New FCC rules could entice small satellite operators, such as Planet Labs Inc. and Pumpkin Inc., to expand the use of their devices and attract more customers and investors. They could also prompt other industries to consider using less-expensive satellites to comb the planet for profit-boosting opportunities—from insurers busting fraudsters to farmers tracking crop changes.
The interest in small satellites—which can range in size from postage stamp to small refrigerator—has grown rapidly in recent years. There were 335 small satellites launched in 2017, six times the total in 2012, according to a 2018 report from consultancy Bryce Space and Technology. Small satellites typically hitch a ride on rockets with other items, and their stints in space are short.
“More satellites mean more regulatory reviews. Hence the problem: our current regulations weren’t designed with these smaller satellites in mind,” FCC Chairman Ajit Pai wrote in a March 26 blog post.

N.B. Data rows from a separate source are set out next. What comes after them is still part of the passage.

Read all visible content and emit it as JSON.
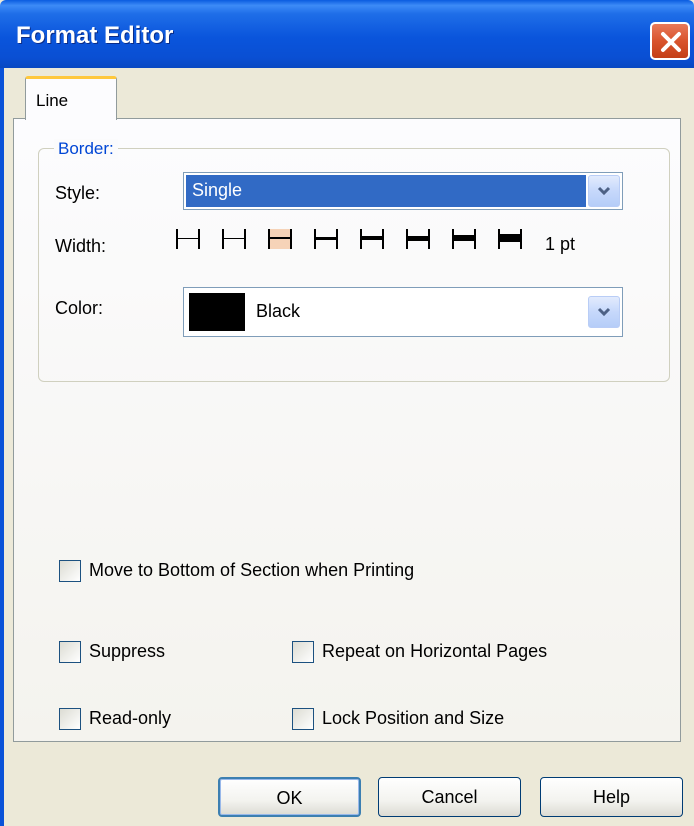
{
  "window": {
    "title": "Format Editor",
    "title_bar_color": "#0a55dc",
    "close_icon": "close-x-icon"
  },
  "tabs": [
    {
      "label": "Line",
      "active": true
    }
  ],
  "border_group": {
    "legend": "Border:",
    "style": {
      "label": "Style:",
      "value": "Single",
      "dropdown_icon": "chevron-down-icon"
    },
    "width": {
      "label": "Width:",
      "options_count": 8,
      "selected_index": 2,
      "value": "1 pt"
    },
    "color": {
      "label": "Color:",
      "swatch": "#000000",
      "value": "Black",
      "dropdown_icon": "chevron-down-icon"
    }
  },
  "checkboxes": {
    "move_to_bottom": {
      "label": "Move to Bottom of Section when Printing",
      "checked": false
    },
    "suppress": {
      "label": "Suppress",
      "checked": false
    },
    "repeat_on_horizontal": {
      "label": "Repeat on Horizontal Pages",
      "checked": false
    },
    "read_only": {
      "label": "Read-only",
      "checked": false
    },
    "lock_position": {
      "label": "Lock Position and Size",
      "checked": false
    }
  },
  "buttons": {
    "ok": "OK",
    "cancel": "Cancel",
    "help": "Help"
  },
  "colors": {
    "accent": "#316ac5",
    "legend_text": "#0046d5",
    "dialog_bg": "#ece9d8"
  }
}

The agency’s proposal also raises the question of space junk, a term that refers to millions of used fragments of rockets and satellites that crowd earth orbits. Loosening rules to allow more satellites, even small ones, could heighten such concerns.
The FCC, in its deliberations, will address “limiting orbital debris,” Pai said in the blog.

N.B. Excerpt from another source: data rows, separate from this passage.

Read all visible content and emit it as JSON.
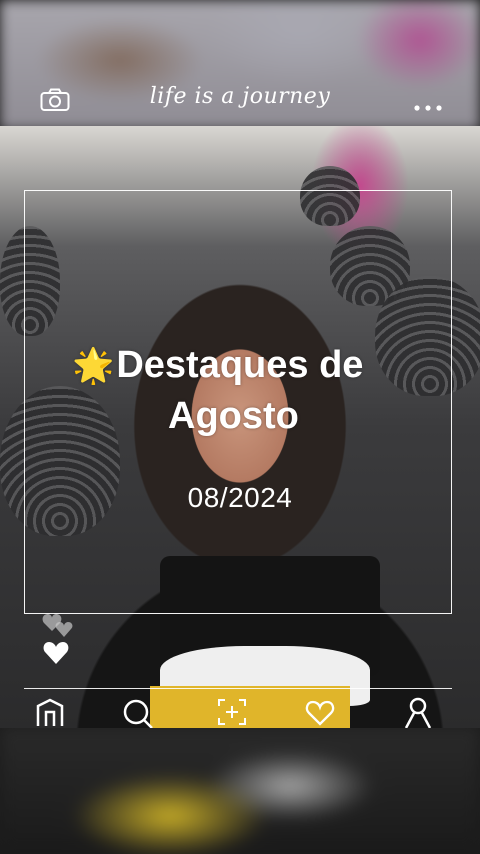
{
  "app": {
    "title": "life is a journey"
  },
  "overlay": {
    "star_emoji": "🌟",
    "headline_line1": "Destaques de",
    "headline_line2": "Agosto",
    "date": "08/2024"
  },
  "icons": {
    "camera": "camera-icon",
    "more": "more-icon",
    "heart_outline": "heart-outline-icon",
    "heart_filled": "heart-filled-icon",
    "home": "home-icon",
    "search": "search-icon",
    "add": "add-icon",
    "likes": "heart-icon",
    "profile": "profile-icon"
  },
  "colors": {
    "overlay_text": "#ffffff",
    "heart_outline": "#bdbdbd"
  }
}
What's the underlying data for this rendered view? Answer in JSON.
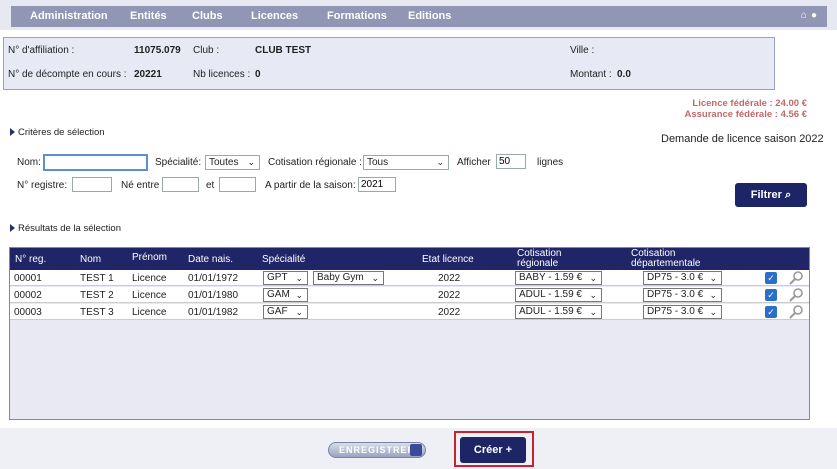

The measure is “reflecting the state of the industry—it’s changing,” Lisa Ruth Rand, a technology historian who researches space debris, told Bloomberg Law.
Regulators should keep in mind that extremely small satellites—too small for tracking technology to detect—can endanger other satellites and cause crashes, Rand said. “Hopefully these regulations will acknowledge the fact that, very literally, the landscape of outer space is changing,” she said.
The evolution of nanosatellite technology represents a significant enabler for data accumulation, monitoring, under developed countries to skip whole stages of development and for global technology companies to gain access to markets they are currently blocked from.
They also represent a significant challenge for established satellite companies because nanosatellites are so much cheaper to build and launch that economies of scale are undeniable. The underperformance of companies like SES SA which has been trending consistently lower since 2015 highlight the transformative effect they are having on the sector. The share would at least need to break the progression of higher reaction lows or spend some time putting in a base to signal the supply dominated environment has changed.